Seth MacFarlane covered the song for his 2020 show tunes album Great Songs from Stage & Screen.

===Lana Del Rey version===

"Once Upon a Dream" was covered by American singer and songwriter Lana Del Rey for the dark fantasy film Maleficent (2014), which serves as a re-imagining of the original 1959 film. The song was released on January 26, 2014; it was made available as a free digital download during its first week of availability by the Google Play Store. On February 4, the digital download was made available for purchase.

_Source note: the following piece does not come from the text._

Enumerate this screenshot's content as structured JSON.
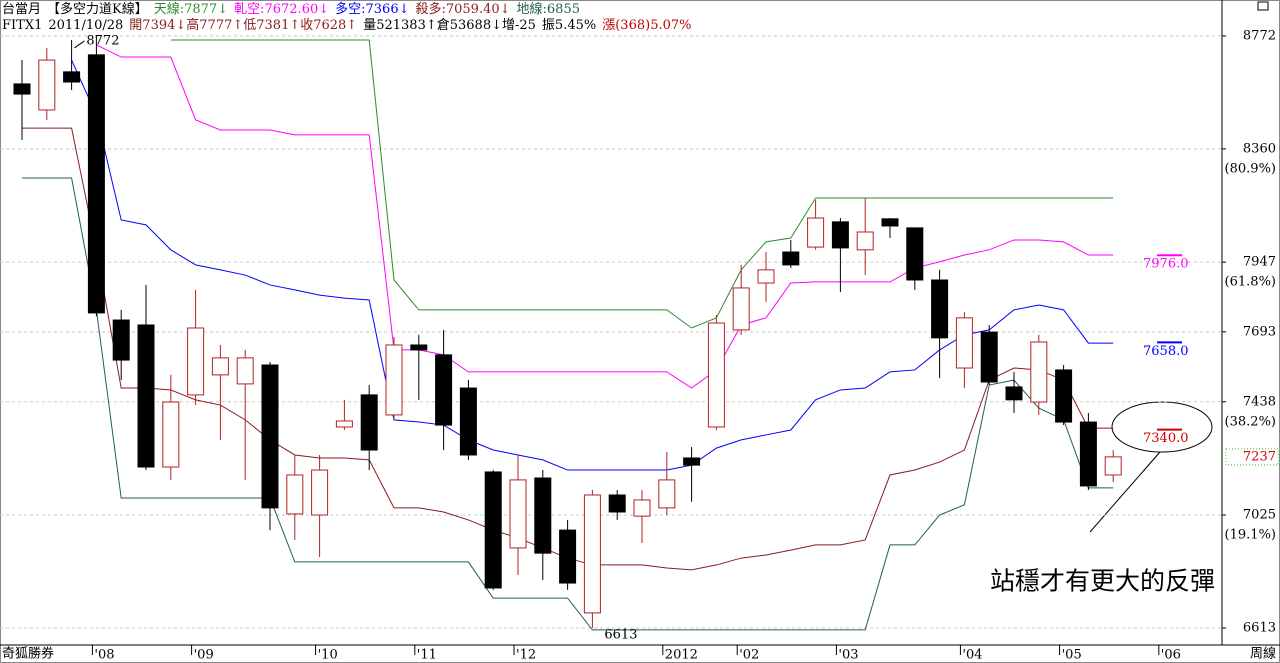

====Critical reception====
The cover received generally positive reception. Forbes called the cover "moody and low-key" while Stereogum described it as "swoony" and "spaced-out". Hypable said the cover was "much darker" than the original and pointed out the "slight radio effect" over Del Rey's and called her performance of the song "haunting": Spin said of the song snippet from the trailer: "Smoky vocals, a bewitching come-hither delivery, and delicate piano turn the 1959 fairytale song into a haunting lullaby." Complex remarked that Del Rey's cover had a "somber and sinister" feel in comparison to the original.

====Charts====

| Chart (2014) | Peak position |
|---|---|
| Australia (ARIA) | 96 |
| France (SNEP) | 122 |
| Ireland (IRMA) | 71 |
| UK Singles (OCC) | 60 |
| US Bubbling Under Hot 100 (Billboard) | 5 |

====Certifications====

| Region | Certification | Certified units/sales |
| Australia (ARIA) | Gold | 35,000^{‡} |
| United Kingdom (BPI) | Silver | 200,000^{‡} |
| United States (RIAA) | Platinum | 1,000,000^{‡} |
^{‡} Sales+streaming figures based on certification alone.